Since the 1970s, and through the energy, experiences and empowerment of the Indigenous sector, new generations of First Nations leaders have emerged across the community, academy, public sector and business world.38 The Indigenous professional class is booming, growing in size by some 75 per cent from 1996 to 2006 and gaining on the professionalisation of the general population.39 First Nations people are exercising increasing control of their own affairs in the domains of land rights, health, education and environmental management through Indigenous organisations, as well as self-government through local Aboriginal councils.40 Building on experiences in this sector, First Nations people within government bureaucracies and peak bodies are meanwhile also advancing Indigenous interests, despite the absence of a democratically elected representative voice, and becoming ever more assertive.41 Policymakers can no longer simply consult First Nations people; they must work with them.

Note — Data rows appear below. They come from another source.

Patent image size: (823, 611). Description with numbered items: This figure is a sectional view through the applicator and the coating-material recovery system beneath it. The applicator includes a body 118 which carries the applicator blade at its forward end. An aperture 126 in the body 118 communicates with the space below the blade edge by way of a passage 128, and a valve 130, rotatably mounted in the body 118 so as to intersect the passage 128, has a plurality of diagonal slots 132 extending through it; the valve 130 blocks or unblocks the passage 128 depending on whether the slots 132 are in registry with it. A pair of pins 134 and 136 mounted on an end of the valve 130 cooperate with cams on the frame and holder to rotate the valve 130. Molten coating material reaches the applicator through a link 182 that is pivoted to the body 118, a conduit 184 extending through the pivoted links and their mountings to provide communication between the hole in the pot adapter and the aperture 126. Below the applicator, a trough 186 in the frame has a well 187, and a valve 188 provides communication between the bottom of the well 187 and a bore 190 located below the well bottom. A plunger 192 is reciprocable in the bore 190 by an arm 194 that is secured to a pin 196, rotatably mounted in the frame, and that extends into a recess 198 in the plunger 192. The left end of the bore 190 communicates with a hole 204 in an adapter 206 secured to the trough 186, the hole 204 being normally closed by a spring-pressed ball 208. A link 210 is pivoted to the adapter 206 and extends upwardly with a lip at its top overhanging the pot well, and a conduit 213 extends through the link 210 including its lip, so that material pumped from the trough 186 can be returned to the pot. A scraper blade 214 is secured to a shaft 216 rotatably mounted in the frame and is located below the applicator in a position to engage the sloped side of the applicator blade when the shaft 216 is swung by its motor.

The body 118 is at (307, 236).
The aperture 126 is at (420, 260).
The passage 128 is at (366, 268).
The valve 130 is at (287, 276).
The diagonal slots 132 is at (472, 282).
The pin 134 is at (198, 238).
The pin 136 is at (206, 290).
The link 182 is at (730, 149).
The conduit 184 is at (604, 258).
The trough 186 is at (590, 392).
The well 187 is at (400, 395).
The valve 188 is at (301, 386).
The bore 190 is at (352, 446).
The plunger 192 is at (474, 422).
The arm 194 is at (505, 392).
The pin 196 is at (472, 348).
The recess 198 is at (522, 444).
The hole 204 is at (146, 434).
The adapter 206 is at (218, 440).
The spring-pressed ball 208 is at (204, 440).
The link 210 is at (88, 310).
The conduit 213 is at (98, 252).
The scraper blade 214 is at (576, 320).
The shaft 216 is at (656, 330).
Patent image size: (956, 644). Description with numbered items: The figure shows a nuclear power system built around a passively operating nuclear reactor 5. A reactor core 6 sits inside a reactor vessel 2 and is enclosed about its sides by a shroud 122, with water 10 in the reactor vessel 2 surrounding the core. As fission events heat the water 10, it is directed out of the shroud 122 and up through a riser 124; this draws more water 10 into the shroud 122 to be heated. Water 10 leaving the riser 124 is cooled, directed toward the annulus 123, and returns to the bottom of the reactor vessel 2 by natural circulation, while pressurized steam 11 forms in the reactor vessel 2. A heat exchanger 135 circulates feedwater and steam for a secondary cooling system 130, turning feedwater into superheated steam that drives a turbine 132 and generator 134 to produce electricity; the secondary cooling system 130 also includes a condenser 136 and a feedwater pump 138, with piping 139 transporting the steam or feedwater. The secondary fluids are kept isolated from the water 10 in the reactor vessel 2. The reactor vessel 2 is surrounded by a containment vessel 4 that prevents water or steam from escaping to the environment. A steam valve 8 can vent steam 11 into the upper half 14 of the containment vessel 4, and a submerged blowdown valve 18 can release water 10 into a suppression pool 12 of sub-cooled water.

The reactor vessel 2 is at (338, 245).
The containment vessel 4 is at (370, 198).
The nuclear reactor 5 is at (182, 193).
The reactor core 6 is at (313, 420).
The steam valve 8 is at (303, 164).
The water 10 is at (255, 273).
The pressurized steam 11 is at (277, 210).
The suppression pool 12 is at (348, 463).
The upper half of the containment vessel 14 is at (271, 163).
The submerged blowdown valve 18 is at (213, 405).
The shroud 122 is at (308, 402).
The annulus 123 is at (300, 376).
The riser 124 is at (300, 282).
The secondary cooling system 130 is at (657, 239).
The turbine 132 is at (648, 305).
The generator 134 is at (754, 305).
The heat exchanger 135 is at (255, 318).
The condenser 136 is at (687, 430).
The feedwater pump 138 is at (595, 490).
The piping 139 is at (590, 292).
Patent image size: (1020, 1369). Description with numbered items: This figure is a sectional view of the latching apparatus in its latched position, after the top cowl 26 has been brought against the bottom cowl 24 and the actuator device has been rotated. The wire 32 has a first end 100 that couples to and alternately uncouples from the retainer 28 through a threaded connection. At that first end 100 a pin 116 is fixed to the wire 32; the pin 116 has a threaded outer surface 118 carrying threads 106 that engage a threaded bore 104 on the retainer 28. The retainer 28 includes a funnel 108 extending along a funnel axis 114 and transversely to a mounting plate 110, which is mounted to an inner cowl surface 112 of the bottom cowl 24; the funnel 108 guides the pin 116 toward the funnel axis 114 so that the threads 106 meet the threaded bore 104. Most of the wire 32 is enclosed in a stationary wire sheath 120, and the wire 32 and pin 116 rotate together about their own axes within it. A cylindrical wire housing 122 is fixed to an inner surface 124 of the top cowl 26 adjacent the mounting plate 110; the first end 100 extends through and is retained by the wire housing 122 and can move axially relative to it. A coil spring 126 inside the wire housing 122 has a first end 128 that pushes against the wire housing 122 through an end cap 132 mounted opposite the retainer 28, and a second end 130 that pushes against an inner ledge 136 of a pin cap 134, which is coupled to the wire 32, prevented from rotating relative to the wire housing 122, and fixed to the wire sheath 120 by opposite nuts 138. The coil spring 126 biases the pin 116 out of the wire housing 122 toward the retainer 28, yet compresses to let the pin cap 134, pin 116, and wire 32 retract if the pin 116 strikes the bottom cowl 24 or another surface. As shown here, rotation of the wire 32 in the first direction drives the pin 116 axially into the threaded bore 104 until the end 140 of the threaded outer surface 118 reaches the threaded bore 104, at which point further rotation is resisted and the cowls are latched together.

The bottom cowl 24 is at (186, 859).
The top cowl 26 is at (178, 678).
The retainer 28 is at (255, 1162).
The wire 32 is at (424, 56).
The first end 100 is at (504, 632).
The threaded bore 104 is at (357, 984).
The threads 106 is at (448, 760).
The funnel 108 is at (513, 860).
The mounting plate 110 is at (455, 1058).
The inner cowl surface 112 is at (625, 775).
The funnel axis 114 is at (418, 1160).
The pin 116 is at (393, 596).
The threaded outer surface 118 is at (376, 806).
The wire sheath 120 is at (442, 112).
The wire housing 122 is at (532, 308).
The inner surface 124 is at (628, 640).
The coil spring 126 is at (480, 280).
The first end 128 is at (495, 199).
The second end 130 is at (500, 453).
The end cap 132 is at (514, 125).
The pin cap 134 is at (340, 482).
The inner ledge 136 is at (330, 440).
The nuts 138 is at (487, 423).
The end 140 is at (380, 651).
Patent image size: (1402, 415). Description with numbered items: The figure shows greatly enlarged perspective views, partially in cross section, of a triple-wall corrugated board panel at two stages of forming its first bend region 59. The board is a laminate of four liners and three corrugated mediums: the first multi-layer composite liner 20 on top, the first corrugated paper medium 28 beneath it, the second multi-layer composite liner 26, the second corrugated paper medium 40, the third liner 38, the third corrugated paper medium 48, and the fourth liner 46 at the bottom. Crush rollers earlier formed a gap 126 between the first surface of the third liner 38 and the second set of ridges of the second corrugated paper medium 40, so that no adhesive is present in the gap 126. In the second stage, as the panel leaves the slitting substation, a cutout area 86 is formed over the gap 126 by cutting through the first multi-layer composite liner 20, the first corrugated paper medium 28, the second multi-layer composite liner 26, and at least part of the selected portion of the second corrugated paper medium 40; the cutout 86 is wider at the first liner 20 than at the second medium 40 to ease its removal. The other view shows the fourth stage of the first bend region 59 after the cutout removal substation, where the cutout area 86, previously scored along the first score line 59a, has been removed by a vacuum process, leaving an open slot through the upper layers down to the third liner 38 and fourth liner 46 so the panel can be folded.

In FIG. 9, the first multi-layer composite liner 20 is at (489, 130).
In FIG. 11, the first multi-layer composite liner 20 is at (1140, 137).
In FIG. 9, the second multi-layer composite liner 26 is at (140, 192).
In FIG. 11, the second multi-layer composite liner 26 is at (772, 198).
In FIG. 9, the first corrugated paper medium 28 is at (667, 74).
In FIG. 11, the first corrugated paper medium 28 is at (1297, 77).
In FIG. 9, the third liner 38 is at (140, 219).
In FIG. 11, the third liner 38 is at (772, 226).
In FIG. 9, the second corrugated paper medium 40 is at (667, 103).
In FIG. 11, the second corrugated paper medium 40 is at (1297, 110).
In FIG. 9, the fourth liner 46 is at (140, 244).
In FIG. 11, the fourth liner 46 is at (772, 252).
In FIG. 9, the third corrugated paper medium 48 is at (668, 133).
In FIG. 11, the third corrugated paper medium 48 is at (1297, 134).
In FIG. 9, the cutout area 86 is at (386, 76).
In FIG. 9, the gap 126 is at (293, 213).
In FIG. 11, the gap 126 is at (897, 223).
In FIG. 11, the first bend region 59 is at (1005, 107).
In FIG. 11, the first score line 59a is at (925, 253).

The example of the Coalition of Peaks is testimony to the resilience and permanence of diverse forms of Indigenous representation. We do not know yet what the long-term effects of the National Agreement will be, and there is much the Coalition of Peaks was unable to achieve due to governments’ resistance. Still, its ability to insert itself into inter-government negotiations shows how Indigenous non-government actors can exploit the possibilities of liberal governmentality to benefit the communities they serve. First Nations people created an infrastructure that, in light of the failure of governments to commit to constitutional change, provided a form of Indigenous representation at the highest of levels as the constitutional discussion rolled on. This, we suggest, is a kind of Indigenous self-determination, particularly in the absence of other more fully representative options.

The example of the Coalition of Peaks shows how self-determination can be realised in different political forms, in different political structures, in ways that respond to the circumstances of Indigenous Australia and harness its creativity and political will. It also shows how, once institutions are established (in this case the Indigenous community-controlled sector), they create pathways that are not readily unwound, no matter the policies and views of subsequent governments. Governments might provide conditions that either hinder or support self-determination. But whatever they do, the self-determination genie is well and truly out of the bottle.